Sonoma County Housing Element calls for 3,824 new units in unincorporated areas
Housing in Sonoma Valley is not just a challenge, it’s a crisis for the future of Sonoma Valley, according to housing advocates as the Sonoma County Housing Element is finalized.
A chorus of voices spoke up about the impact of high housing costs on children, health-care workers and middle-class professionals if Sonoma County’s Housing Element does not adequately address dire needs in its unincorporated areas.
“You are about to become a town without children,” Celeste Winders said, a member of Springs Municipal Advisory Council and a new Sonoma Valley Unified School District trustee. “I think that we have to ask ourselves, ‘Is that really who we want to be?’”

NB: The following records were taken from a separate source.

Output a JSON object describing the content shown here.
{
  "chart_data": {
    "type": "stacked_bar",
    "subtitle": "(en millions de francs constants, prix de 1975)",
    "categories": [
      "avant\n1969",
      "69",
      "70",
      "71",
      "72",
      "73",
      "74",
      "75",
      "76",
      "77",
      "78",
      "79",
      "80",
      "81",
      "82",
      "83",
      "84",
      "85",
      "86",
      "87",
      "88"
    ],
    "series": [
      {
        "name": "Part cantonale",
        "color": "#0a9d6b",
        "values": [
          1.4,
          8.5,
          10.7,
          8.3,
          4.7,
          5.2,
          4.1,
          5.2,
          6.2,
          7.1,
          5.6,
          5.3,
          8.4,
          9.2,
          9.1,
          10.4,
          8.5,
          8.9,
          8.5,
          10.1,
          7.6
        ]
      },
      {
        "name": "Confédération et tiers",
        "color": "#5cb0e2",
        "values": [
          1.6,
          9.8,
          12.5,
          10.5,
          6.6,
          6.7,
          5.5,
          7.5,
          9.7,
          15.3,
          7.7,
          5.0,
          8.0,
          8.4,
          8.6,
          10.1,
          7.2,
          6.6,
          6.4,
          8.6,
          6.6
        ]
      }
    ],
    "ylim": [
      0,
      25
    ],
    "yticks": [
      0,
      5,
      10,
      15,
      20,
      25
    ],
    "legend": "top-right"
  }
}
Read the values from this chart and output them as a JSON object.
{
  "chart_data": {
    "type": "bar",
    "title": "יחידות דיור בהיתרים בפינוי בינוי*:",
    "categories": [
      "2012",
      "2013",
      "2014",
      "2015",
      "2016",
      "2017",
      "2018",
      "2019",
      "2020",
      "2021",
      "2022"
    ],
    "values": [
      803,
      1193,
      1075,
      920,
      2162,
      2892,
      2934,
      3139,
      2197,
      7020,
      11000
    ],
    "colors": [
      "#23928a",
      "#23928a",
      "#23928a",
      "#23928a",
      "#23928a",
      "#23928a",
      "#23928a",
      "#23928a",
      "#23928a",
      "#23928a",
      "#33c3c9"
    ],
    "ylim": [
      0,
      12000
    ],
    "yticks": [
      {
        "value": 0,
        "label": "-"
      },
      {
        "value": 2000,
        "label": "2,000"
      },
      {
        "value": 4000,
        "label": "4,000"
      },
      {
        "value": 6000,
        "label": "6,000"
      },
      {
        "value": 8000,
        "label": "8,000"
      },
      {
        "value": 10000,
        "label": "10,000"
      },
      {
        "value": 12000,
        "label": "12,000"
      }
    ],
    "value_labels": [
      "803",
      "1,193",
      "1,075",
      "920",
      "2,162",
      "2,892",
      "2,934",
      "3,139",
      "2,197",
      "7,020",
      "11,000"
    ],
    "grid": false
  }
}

Sonoma County is updating its 6th Housing Element for 2023-31, which determines how many units a community is required to build and strategic responses to address regional housing needs. The state first assesses the needs of an area, which is then broken down for Sonoma County by the Association of Bay Area Governments.
The Housing Element for the unincorporated sections of the county is separate from the city of Sonoma’s Housing Element, which calls for 311 housing units to be built in city limits between 2023-31.

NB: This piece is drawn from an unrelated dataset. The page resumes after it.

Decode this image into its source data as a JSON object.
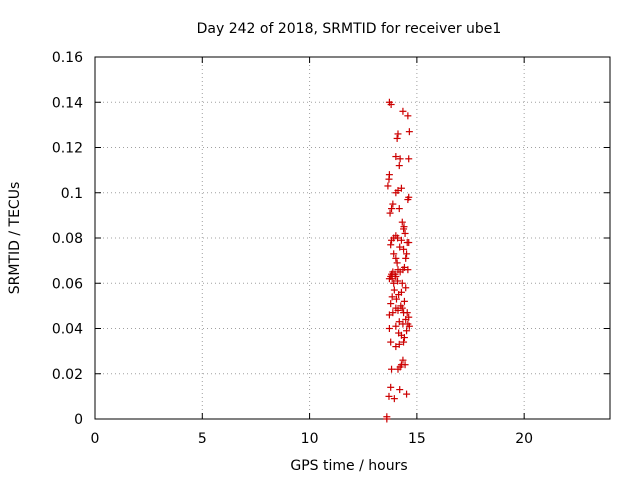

“The 2023-31 (Regional Housing Needs Assessment) for Unincorporated Sonoma County is 3,824 units, which is more than 650% greater than the 515 units required in the 2014-22 Housing Element,” according to the executive summary of the county’s housing element.
Part of the reason for this massive increase is due to the overwhelming need for more affordable housing in a county where there are 16,825 more very low-income households than affordable rental homes, according to the summary.
The Sonoma Valley Collaborative, which advocates for housing, said the Housing Element doesn’t go far enough, and called for more action in a recent email, “including new policies such as a tax on vacant homes, banning almost all vacation rentals, government and nonprofit ownership of land for housing, rent stabilization and more.”
‘It’s a lot of units’
Marin County faces a similar drastic increase in units for its unincorporated communities, going from 185 units the last cycle (2014-22), to more than 3,500 housing units in the most recent cycle.
Bradley Dunn, policy manager of Permit Sonoma, said the county appealed its RHNA designation, citing the need for “city centric growth” to meet other state goals, including the reduction of emissions through lower vehicle miles travels and the preservation of natural resources.
“Those kinds of things can happen in cities in ways that are much, much harder to happen in rural unincorporated Sonoma County,” Dunn said. “It's a lot of units.”
The state rebuffed the county’s appeal, so Permit Sonoma began planning for 3,824 new homes; broken down with 1,604 units dedicated to low-income housing, 627 to middle-income housing and 1,589 units slated for high-income housing.
The housing units will be spread across the county’s unincorporated areas, where 30% of its residents live. Then through the utilization of zoning codes, housing programs and policies, the county must meet its housing goals, according to Dunn, although it’s not yet clear where those units will be built.
What followed was the “most extensive public outreach” effort for a Housing Element in the county’s history, Dunn said.
Homeless advocates, community focus groups, low-income rental advocates and the general public all contributed in public workshops and focus groups, a requirement of the Housing Element process.
Once finalized, the Housing Element must be certified by the Department of Housing and Community Development. Without approval, municipalities could lose state funding to address homelessness and forfeit their land-use and zoning authority.
That’s what happened to Santa Monica earlier this year when it temporarily lost its zoning control after failing to submit a compliant Housing Element. Santa Monica developers were able to utilize the “builders remedy,” a streamlining tool permitting developers to build any project with at least 20% affordable units — without regard to local zoning. California City News reported Santa Monica developers submitted and received approval for 16 new projects, including a 15-story, 2,000-unit complex.
San Francisco could face a similar fate if its Housing Element fails to meet RHNA standards, but Dunn believes the plan for Sonoma County is a good one.
“We're really proud of the product that's moving forward,” Dunn said, “But there's still a ways to go.”
‘All hands on deck’
While the proposed housing in Sonoma County’s plan are just numbers in a document, they signal the priorities of Sonoma Valley’s unincorporated areas.